A infeção aguda por CMV parece ser um fator de risco por si só para a ocorrência de trombose10. O risco parece aumentar na presença de outros fatores protrombóticos como a gravidez, a presença de neoplasia maligna metastizada, a presença transitória ou persistente de anticorpos antifosfolípidos, cirurgia recente (≤ 4 semanas) e a heterozigotia para mutação do fator V de Leiden6,10.A maioria dos estudos sugere que a infeção aguda por CMV aumenta o risco de trombose, mas não refere se estes efeitos se estendem para além do quadro agudo. Um estudo de 2013 sugere que a persistência de IgM para CMV confere risco de trombose venosa nos 6 meses decorrentes ao evento agudo11.
Vários mecanismos fisiopatológicos têm sido propostos para explicar este fenómeno de infeção e trombose. Um dos mecanismos é a entrada dos vírus nas células endoteliais causando dano no endotélio dos vasos o que, por sua vez, ativa a agregação plaquetária pela ativação de fatores de coagulação e adesão dos leucócitos; outro mecanismo refere-se à produção transitória pela infeção, através de mimetismo molecular, de anticorpos antifosfolipidos, embora esta hipótese ainda não tenha sido consistentemente demonstrada12. Um terceiro mecanismo proposto está relacionado com a resposta imunológica contra fosfolípidos do envelope do CMV que terão um efeito pro-coagulante13.
Por outro lado, tratando-se de uma doente imunocompetente, existirão fatores facilitadores da infeção por CMV neste caso? O trabalho por turnos é frequente nos profissionais de saúde e estudos recentes sobre o ritmo circadiano têm mostrado a sua importância na regulação hormonal, metabólica e imune, estando a sua disrupção associada a risco de obesidade, diabetes, depressão e predisposição para infeção14. Este facto poderá ter contruído para a infeção neste caso.
Em relação ao tratamento da infeção aguda por CMV em doentes imunocompetentes bem como da trombose os estudos não são uniformes.

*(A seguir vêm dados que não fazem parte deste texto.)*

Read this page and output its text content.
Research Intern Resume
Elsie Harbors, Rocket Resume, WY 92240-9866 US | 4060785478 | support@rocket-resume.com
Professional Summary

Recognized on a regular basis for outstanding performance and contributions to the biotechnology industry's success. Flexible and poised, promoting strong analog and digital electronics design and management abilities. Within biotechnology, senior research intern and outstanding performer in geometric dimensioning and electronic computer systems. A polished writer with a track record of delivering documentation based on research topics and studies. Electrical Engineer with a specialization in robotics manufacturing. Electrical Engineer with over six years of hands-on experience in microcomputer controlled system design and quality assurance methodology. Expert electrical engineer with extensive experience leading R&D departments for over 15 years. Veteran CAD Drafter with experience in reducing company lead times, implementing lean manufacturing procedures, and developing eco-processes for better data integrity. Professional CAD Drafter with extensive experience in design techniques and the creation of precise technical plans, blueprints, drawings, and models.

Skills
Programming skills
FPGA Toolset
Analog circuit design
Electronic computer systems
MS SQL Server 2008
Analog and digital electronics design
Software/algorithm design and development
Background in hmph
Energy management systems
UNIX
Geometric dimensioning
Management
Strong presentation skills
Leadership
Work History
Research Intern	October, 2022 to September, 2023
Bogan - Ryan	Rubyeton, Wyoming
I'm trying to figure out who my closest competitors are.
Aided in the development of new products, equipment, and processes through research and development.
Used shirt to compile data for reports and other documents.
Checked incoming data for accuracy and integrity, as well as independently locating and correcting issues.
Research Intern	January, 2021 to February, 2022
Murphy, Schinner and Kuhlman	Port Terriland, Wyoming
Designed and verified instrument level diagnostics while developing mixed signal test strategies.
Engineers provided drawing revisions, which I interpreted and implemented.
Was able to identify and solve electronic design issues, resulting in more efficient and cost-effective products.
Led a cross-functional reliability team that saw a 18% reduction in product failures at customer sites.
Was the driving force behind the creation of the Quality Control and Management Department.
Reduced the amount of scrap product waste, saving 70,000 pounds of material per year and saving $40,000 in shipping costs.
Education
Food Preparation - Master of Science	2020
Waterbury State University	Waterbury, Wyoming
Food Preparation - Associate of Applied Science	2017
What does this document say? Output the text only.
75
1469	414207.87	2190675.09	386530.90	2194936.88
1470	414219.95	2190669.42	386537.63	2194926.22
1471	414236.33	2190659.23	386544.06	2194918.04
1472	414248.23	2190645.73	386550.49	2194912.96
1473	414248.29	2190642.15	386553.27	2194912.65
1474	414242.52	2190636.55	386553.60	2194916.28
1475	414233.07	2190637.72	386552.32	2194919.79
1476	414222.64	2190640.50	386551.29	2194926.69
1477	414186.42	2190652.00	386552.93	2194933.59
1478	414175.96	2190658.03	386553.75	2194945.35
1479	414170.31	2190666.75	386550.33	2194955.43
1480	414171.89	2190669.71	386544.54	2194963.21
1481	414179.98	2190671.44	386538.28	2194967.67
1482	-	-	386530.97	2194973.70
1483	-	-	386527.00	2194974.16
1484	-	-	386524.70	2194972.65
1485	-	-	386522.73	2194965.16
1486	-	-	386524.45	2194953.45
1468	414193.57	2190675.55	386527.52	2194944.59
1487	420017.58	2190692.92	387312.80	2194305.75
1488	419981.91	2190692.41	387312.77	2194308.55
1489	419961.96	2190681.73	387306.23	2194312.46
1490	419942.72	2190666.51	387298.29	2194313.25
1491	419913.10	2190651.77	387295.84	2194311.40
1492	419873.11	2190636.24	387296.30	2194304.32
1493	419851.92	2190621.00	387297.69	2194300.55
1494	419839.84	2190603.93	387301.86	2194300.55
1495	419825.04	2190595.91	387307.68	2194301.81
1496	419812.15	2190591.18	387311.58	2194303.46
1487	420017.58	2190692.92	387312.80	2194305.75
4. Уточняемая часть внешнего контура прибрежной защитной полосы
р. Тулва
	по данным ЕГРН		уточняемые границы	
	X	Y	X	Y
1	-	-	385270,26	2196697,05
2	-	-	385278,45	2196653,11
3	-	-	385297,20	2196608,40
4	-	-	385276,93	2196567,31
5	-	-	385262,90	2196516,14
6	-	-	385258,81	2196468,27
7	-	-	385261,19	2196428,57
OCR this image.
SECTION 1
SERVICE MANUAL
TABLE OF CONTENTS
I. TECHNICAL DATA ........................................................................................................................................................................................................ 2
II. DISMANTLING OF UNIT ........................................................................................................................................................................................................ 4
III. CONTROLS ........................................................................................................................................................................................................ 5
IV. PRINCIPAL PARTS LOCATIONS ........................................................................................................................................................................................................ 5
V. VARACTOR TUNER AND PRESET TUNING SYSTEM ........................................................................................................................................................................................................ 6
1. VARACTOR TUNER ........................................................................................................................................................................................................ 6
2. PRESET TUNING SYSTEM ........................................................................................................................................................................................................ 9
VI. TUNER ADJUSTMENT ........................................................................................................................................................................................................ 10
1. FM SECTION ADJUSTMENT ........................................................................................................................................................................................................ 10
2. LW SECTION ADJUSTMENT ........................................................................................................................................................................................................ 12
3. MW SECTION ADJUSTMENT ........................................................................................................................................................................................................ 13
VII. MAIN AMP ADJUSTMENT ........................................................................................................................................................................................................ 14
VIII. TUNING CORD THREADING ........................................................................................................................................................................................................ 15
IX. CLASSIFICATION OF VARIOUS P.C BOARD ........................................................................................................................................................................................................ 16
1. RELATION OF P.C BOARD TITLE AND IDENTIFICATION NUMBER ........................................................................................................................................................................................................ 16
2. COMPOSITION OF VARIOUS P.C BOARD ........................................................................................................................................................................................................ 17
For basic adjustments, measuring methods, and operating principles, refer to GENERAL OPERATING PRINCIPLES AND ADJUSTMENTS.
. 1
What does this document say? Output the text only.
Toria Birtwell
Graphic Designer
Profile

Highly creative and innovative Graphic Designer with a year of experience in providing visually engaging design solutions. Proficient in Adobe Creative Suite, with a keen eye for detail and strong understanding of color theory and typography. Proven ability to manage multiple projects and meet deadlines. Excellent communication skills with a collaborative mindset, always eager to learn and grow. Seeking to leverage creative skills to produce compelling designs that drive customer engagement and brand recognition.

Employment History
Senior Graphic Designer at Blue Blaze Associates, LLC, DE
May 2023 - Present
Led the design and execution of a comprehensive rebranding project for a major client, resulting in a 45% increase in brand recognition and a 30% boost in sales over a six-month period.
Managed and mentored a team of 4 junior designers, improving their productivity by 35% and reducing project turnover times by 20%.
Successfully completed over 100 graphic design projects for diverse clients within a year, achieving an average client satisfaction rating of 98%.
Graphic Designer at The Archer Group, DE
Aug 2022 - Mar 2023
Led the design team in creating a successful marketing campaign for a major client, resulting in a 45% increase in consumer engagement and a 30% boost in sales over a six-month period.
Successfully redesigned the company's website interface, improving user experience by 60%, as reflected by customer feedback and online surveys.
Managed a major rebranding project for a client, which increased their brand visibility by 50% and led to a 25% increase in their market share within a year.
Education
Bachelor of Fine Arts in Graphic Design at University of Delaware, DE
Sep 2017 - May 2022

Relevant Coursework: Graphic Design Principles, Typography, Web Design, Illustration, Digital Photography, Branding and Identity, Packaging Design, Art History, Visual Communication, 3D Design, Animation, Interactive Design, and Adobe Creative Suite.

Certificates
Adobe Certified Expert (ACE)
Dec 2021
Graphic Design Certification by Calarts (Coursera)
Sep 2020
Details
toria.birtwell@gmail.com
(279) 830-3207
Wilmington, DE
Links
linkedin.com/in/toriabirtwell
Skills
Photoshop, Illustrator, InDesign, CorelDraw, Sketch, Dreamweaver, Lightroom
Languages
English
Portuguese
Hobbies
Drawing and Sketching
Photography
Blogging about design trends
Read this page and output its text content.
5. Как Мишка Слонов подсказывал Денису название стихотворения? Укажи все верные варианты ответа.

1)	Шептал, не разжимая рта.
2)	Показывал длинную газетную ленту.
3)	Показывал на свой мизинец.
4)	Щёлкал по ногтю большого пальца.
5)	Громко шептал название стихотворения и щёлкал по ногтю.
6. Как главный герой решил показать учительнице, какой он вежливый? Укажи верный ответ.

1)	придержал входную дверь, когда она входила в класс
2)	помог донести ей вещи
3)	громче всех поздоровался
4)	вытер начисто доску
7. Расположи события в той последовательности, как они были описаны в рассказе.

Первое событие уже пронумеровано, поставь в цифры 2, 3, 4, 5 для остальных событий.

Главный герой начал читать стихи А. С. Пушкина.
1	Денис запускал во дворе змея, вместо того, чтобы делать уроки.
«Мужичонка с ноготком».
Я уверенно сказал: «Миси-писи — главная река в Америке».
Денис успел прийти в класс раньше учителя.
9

A hipocoagulação é transversal, estando descritos casos com heparina de baixo peso molecular (HBPM), heparina não fracionada, varfarina e ainda o rivaroxabano15. Na ausência de fatores trombofílicos, e admitindo-se uma situação de trombose provocada, a hipocoagulação durante 3 a 6 meses é o mais consensual, podendo a negativação de anticorpos antifosfolipidos e a resolução imagiológica da trombose serem dados que apoiem a interrupção desta terapêutica16. A decisão de iniciar terapêutica antivírica no doente imunocompetente com ganciclovir intravenoso 2 a 4 semanas ou valganciclovir oral 3-5 dias é off-label e baseada na gravidade do quadro clínico; até à data os estudos são controversos17.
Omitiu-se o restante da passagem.